As a developer, your priorities are building high quality homes on time, on budget, and to specification.

However, it’s also important to be aware of the warranties and certifications required. After all, for purchasers of new build homes there are a number of steps that must be taken in order to secure a mortgage.

Typically, mortgage lenders will only issue mortgages on new properties that are covered by either a warranty scheme or the Professional Consultant’s Certificate. Lenders will need assurance that the new build is in good condition and that all necessary steps have been taken to ensure it is a viable and structurally sound building.

What is a Building Warranty?

A structural warranty covers the cost of repairing damage to the property caused by major defects, typically for a period of 10 years after completion. It will also cover any developing defects that could potentially lead to damage, even if the damage has not yet occurred.

A new build warranty is an insurance-backed policy, which will protect the buyers of your homes. If you are a developer planning to sell your properties once they have been built, you will need a new build guarantee.

Who are the Building Warranty providers?

There are three main providers of new build warranties:

  • The National House-Building Council (NHBC)
  • Local Authority Building Control Warranty (LABC)
  • Independent guarantee providers

All three providers operate under the Consumer Code for Home Builders, and the NHBC warranty is the most common, covering 80% of the new-build market.

There are also a number of warranty providers operating under different industry codes of conduct, including BLP, the Federation of Master Builders (FMB), and Checkmate.

What does the building warranty cover?

The warranty will cover:

  • Structural defects
  • The initial two-year builders defect period

The warranty will also usually cover any additional costs incurred as part of a successful claim, as well as the cost of removing any debris, and alternative accommodation arrangements if the damage or remedial work causes significant disruption.

A new build warranty will not cover natural wear and tear, weather damage, or any other issue resulting from improper maintenance of the property.

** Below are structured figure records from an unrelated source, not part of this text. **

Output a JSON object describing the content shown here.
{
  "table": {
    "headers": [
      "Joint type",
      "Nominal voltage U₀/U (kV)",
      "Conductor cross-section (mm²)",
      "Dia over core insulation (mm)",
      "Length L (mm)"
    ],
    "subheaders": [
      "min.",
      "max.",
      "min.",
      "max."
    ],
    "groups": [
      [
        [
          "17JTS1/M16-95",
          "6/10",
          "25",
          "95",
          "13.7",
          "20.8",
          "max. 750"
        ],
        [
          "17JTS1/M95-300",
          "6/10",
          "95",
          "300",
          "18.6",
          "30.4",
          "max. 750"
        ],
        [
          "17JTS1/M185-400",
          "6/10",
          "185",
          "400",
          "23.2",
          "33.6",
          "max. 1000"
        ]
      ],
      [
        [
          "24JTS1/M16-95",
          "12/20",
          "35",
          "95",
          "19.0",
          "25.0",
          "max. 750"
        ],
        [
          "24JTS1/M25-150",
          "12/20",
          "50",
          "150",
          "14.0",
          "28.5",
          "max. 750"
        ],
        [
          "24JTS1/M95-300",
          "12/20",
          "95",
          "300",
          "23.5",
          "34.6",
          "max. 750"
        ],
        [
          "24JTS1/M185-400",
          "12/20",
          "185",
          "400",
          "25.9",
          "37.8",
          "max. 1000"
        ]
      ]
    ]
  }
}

Damp and condensation may be covered, but only if they are deemed to be caused by the builder’s failure to comply with the warranty provider’s standards.

What is a Professional Consultant’s Certificate?

Formerly known as an Architect’s Certificate, a Professional Consultant’s Certificate (PCC) is the minimum requirement requested by a mortgage lender when applying to raise a mortgage against a property that was completed within the last 6 years.

The certificate is issued by a construction professional to demonstrate to lenders that the property has been constructed in a suitable way. The PCC confirms that:

  • A professional consultant has visited the property to check on the progress of the construction
  • The build conforms with the drawings approved under building regulations, as well as the drawings/instructions issued under the building contract
  • The consultant will remain liable to the first purchasers of the property, as well as their lender, and the subsequent purchasers and lenders for a period of 6 years from the date of the certificate
  • The consultant has appropriate experience in the design and/or monitoring of the construction and conversion of the building
  • The consultant will maintain a certain level of professional indemnity insurance to cover their liabilities under the certificate.

If a warranty is not available at the time the property is purchased, if the construction work is not yet completed, for example, then a PCC can be used in place of the warranty. However, while a PCC can enable the completion and sale of a new development, they are not considered to be as desirable as standard warranties, which offer greater levels of protection.

Technical requirements of the developer

Developers are required to meet a number of technical requirements when building a new build property. These cover issues such as the materials, products, and building systems, as well as the structure of the property, elements performing critical functions, and offsite-assembled building systems.